Oregon Tilth
- Formation: 1974
- Type: Non-profit organization
- Website: www.tilth.org

= Oregon Tilth =

Oregon Tilth is an American nonprofit membership organization advocating organic food and farming, based in Corvallis, Oregon. Oregon Tilth's purpose is to educate gardeners, farmers, legislators, and the general public about sustainable growing practices that promote soil health, conserve natural resources, and prevent environmental degradation while producing a clean and healthful food supply. Chris Schreiner is the executive director.

Oregon Tilth Certified Organic (OTCO) was established in 1982 and engages in certification activities for agricultural producers, product manufacturers and other handlers of organic products. Oregon Tilth is an Accredited Certifying Agent (ACA) for the USDA's National Organic Program. Oregon Tilth Certified Organic provides organic certification of:
- Crop production
- Wild crop harvesting
- Livestock production (including beekeeping)
- Handling production (including processing, handling, marketing, restaurants, retail, fiber and textiles)

Oregon Tilth publishes a bi-monthly newspaper entitled In Good Tilth (IGT). Each issue of IGT offers informative articles covering agricultural news items relevant to both rural producers and urban consumers. Regular features include yard and garden tips, OTCO certified farmer or processor profiles; research updates and news; classified ads and a calendar of upcoming events. Since 2004, IGT has featured several articles translated into Spanish.

The OTCO Program offers assessment for compliance with several different organic certification standards. Some certification standards are established and enforced via government regulations, such as the USDA National Organic Program standards (7 CFR Part 205), the European Organic Program (EEC 2092/91), and the Canadian Organic Regime. Other organic standards are established by industry working groups, such as the Global Organic Textile Standard (GOTS).

==History==
In 1999, Oregon Tilth worked with Restaurant Nora in Washington DC to certify the restaurant as the first 'Certified Organic Restaurant' in the United States. Restaurant Nora closed in 2017. In 2006, Oregon Tilth certified 'Tilth' restaurant as Washington state's first Certified Organic Restaurant, opened by Chef Maria Hines in Wallingford, Seattle.
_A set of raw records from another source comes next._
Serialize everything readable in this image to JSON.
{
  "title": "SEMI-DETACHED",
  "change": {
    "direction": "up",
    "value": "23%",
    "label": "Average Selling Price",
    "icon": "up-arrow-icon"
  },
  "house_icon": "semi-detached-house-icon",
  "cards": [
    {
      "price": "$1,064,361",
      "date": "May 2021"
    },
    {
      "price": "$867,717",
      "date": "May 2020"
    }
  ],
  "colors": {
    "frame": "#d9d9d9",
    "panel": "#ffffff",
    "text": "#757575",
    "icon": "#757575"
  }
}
Tilth closed in 2020.

In the summer of 2012, a proposed merger between Oregon Tilth and California Certified Organic Farmers (CCOF) proved controversial and was met with significant opposition from both membership bodies, including OTCO's founders and long-term members of CCOF. On Saturday, September 29, at Oregon Tilth’s membership meeting in Portland, Oregon, a proposal to rename Oregon Tilth as CCOF Tilth Foundation, revise bylaws, and transfer ownership of the certification program, was presented to the membership. In October 2012, the merger was called off after the proposal failed to achieve the two-thirds vote necessary from Oregon Tilth members.